Once upon a time, someone so manifestly insane would have been locked up in the loony bin, but in the 1970s, liberals crusaded for the deinstitutionalization of the mentally ill. A series of federal court rulings made it impermissible to commit patients to involuntary treatment unless it could be proven they were a threat to the safety of themselves or others, a legal standard that may have been difficult to meet in Loughner's case. And no one seems to have realized that Loughner's craziness and his avowed contempt for Rep. Gabrielle Giffords -- whom he'd met at a 2007 public forum -- might prove a deadly combination before he finally opened fire Saturday in the parking lot of a Tucson grocery store.
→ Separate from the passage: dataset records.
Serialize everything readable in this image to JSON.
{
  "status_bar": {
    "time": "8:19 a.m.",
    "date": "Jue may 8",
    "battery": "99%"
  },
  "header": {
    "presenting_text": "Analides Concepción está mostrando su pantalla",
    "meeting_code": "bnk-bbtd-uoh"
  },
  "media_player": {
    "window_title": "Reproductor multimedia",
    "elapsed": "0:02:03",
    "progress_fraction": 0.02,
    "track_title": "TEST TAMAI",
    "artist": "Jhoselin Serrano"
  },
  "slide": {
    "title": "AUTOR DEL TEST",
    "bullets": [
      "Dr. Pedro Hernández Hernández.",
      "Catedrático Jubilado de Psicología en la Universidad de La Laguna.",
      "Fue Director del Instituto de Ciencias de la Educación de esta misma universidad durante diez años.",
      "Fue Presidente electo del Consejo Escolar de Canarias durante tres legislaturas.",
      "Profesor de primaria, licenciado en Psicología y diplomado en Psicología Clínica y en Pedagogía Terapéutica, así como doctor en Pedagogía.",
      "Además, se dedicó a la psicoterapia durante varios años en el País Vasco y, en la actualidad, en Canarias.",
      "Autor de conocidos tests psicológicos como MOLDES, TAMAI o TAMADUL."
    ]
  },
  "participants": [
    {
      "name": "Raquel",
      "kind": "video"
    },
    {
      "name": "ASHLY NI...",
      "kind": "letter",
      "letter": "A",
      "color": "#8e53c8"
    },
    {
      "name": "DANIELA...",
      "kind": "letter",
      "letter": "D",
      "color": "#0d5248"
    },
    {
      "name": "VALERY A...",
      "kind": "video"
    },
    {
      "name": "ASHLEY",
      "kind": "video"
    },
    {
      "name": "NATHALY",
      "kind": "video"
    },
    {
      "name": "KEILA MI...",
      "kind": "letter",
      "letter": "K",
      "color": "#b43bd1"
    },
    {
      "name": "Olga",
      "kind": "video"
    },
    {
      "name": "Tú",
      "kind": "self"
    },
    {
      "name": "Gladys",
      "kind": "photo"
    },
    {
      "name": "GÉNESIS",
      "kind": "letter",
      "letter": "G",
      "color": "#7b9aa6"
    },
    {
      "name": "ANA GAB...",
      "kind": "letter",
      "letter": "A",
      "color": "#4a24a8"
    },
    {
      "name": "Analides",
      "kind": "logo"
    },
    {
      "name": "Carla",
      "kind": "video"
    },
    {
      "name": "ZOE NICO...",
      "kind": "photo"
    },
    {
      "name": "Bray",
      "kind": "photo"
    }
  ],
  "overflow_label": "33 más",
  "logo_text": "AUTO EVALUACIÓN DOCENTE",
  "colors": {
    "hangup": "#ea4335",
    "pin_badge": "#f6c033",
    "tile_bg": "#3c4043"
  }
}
Liberals didn't wait to learn about Loughner's madness or his grudge against Giffords before attempting to politicize the gunman's crime. In fact, the suspect hadn't even been named before liberal bloggers Matthew Yglesias and Markos Moulitsas declared that Sarah Palin was to blame for the Arizona shootings. Even after news accounts exposed the reality of "left wing" Loughner's insanity -- he wasn't a Tea Partier or a Republican and didn't even bother to vote in 2010 -- still liberals insisted that somehow, the rhetoric of conservatives had created what New York Times columnist Paul Krugman called a "climate of hate." Of course, this alleged climate was no more to blame for Loughner's crime than the Kunstler-Kuby "black rage" theory, but liberals weren't going to let facts stand in their way. Conservatives who refused to play along with this blame game were accused of being "defensive," as if it were some evidence of a guilty conscience to deny what Glenn Reynolds rightly called "blood libel."
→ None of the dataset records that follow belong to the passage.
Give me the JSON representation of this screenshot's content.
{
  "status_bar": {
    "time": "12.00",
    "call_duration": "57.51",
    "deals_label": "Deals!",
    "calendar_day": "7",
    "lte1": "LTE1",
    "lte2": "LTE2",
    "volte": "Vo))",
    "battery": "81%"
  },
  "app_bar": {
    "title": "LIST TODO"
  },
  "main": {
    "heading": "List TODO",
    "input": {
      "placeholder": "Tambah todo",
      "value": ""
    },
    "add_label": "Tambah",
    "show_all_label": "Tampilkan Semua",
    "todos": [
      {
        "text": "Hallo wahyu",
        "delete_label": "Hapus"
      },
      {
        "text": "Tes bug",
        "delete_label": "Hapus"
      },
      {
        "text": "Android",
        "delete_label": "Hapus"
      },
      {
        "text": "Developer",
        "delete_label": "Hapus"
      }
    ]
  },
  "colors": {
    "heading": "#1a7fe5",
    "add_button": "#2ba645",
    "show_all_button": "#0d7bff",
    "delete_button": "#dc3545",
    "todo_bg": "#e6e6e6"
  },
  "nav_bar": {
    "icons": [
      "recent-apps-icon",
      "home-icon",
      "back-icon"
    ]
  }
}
The liberal response to the Tucson massacre was as irrational as Loughner's own crackpot ideas of "mind control." You could watch the madness unfold hour by hour on MSNBC, the official network of liberalism. Monday afternoon, the network's perpetually angry Ed Schultz spent the first segment of his show denouncing various conservatives for their irresponsible, violence-inducing rhetoric, before introducing his guest that noted arbiter of civil discourse, Al Sharpton. Schultz's ratings are so low they can barely be measured by the Nielsen system, but when it comes to unintentional irony, the meter was off the chart Monday.

Liberals who have crusaded to keep madmen running loose in America have also campaigned to abolish the death penalty, so that innocent victims can be killed, but their killers can't. Liberals have also advanced an absolutist theory of First Amendment rights that protects pornographers, Marxist revolutionaries, and Islamic clerics who advocate jihad. The only speech that liberals ever want to restrict is the speech of those who point out the errors of liberalism. Any conservative would be denounced for "hate speech" if he borrowed the words of President Obama's former pastor and declared that what happened in Tucson on Saturday was liberalism's "chickens coming home to roost." But liberals can't gain any political advantage by blaming Jared Loughner and they never accept any responsibility themselves, so liberalism's eternal hunt for scapegoats will continue.